The penalties for not recognising the trend, or being late in introducing he technology will be huge. Car manufacturers, for example are steadily increasing he level of electronics in all vehicles and a growing element of this is connectivity. Not just the Bluetooth connection for the phone, but almost every area of the vehicle will be subject to wire-less connections. Wire-less saves cost as it does not require expensive wiring looms to be installed - that is provided the wireless link can be made to work and not shielded by the car itself, although with more synthetic materials being used that is less of an issue.

So too with other areas. Connected homes, smart cities and the like. There are many products that are increasing their levels of connectivity - look at the humble television that is now routinely Internet enabled.

However there are a few fundamental requirements for IoT devices if they are to be successful. Whilst the IoT will make many companies, it will also break a large number too.

It will be necessary to look at some of the very basic requirements for any IoT devices and systems that are being developed.

The first is to find whether there is really any demand. Often technologists can get carried away with what can be done, rather than what is needed. The issue of timing is also important because the market may not be ready for a particular product. But at the end of the day, the market must be there. In the past there have been too many cases of new products or technologies being launched because they can be done rather than because they are needed. Care will be needed with IoT not to fall into this trap, making sure the technology is there to meet a need at the right time.

Security is another huge issue for the IoT. With stories of major hacks occurring ever more frequently, this trend is only likely to increase. If organisations such as major US government agencies succumbing to attacks, the IoT is bound to be an issue. Effective security will need to be built in right at the very beginning of any development. There should be no possibility of users being able to have the default password for example. Security should not added as an afterthought, otherwise systems will soon fail as hackers see and opportunity to disable systems and cause havoc for whatever reason.
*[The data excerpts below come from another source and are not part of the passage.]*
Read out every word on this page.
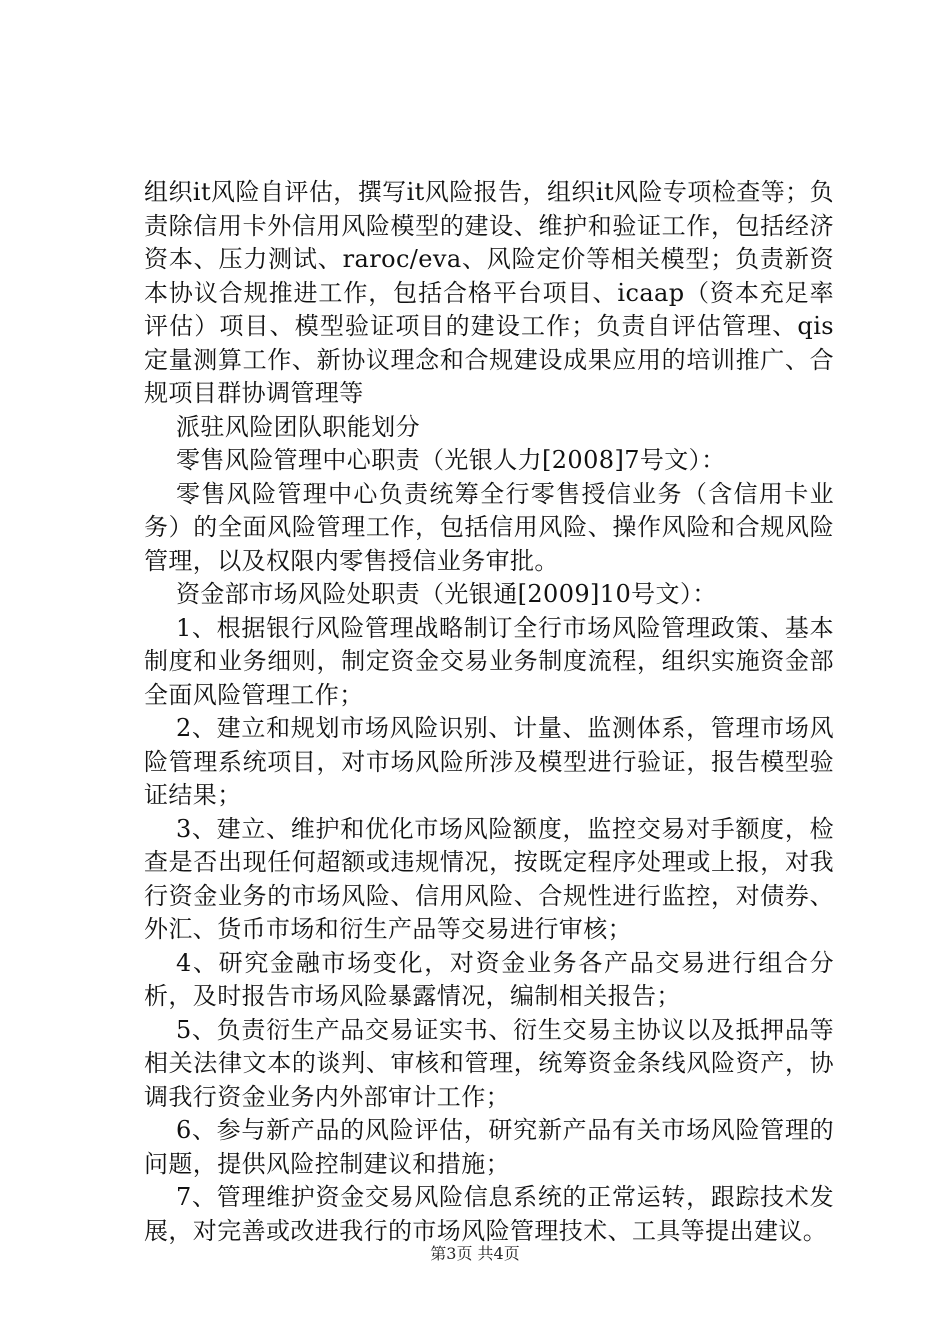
组织it风险自评估，撰写it风险报告，组织it风险专项检查等；负责除信用卡外信用风险模型的建设、维护和验证工作，包括经济资本、压力测试、raroc/eva、风险定价等相关模型；负责新资本协议合规推进工作，包括合格平台项目、icaap（资本充足率评估）项目、模型验证项目的建设工作；负责自评估管理、qis定量测算工作、新协议理念和合规建设成果应用的培训推广、合规项目群协调管理等

派驻风险团队职能划分

零售风险管理中心职责（光银人力[2008]7号文）：

零售风险管理中心负责统筹全行零售授信业务（含信用卡业务）的全面风险管理工作，包括信用风险、操作风险和合规风险管理，以及权限内零售授信业务审批。

资金部市场风险处职责（光银通[2009]10号文）：

1、根据银行风险管理战略制订全行市场风险管理政策、基本制度和业务细则，制定资金交易业务制度流程，组织实施资金部全面风险管理工作；

2、建立和规划市场风险识别、计量、监测体系，管理市场风险管理系统项目，对市场风险所涉及模型进行验证，报告模型验证结果；

3、建立、维护和优化市场风险额度，监控交易对手额度，检查是否出现任何超额或违规情况，按既定程序处理或上报，对我行资金业务的市场风险、信用风险、合规性进行监控，对债券、外汇、货币市场和衍生产品等交易进行审核；

4、研究金融市场变化，对资金业务各产品交易进行组合分析，及时报告市场风险暴露情况，编制相关报告；

5、负责衍生产品交易证实书、衍生交易主协议以及抵押品等相关法律文本的谈判、审核和管理，统筹资金条线风险资产，协调我行资金业务内外部审计工作；

6、参与新产品的风险评估，研究新产品有关市场风险管理的问题，提供风险控制建议和措施；

7、管理维护资金交易风险信息系统的正常运转，跟踪技术发展，对完善或改进我行的市场风险管理技术、工具等提出建议。

第3页 共4页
Seamless connectivity and use will also be another key issue. Many IoT applications will be for use by individuals: home automation; personal health monitoring and the like, and the Apps along with the remote nodes will all need to operate out of the box. No fiddling around getting everything to talk. It must all work under all conditions otherwise this will make the product a failure and if IoT gets a name for difficulties in setup then people will be less willing to use it.

Also it is unlikely that one radio bearer will be applicable for all, but too many variants will also be a disadvantage. Cellular operators would like the majority of the traffic to be carried over their networks, but cellular protocols and modulation schemes are complex and nodes using them are likely to be more current hungry than is compatible with battery lifetimes measured in terms of years. They are also designed for high data rates, and not the low data burst every hour or every day. That said their coverage is good, and where power is not an issue they may be ideal.

Where wide area coverage is needed, systems like LoRa, SIGFOX and Weightless are now starting to be deployed in many areas. Where local links only are needed, standards including Bluetooth, Zigbee and many more are available.

While there is room for a variety of standards, some rationalisation will undoubtedly be need and will occur if true seamless integration is to be possible across many platforms and also to gain the economies of scale.

With IoT growing rapidly, issues like security, seamless connectivity, usability, reliability and cost effectiveness will all need to be incorporated along with ensuring that the right products are introduced at the right time.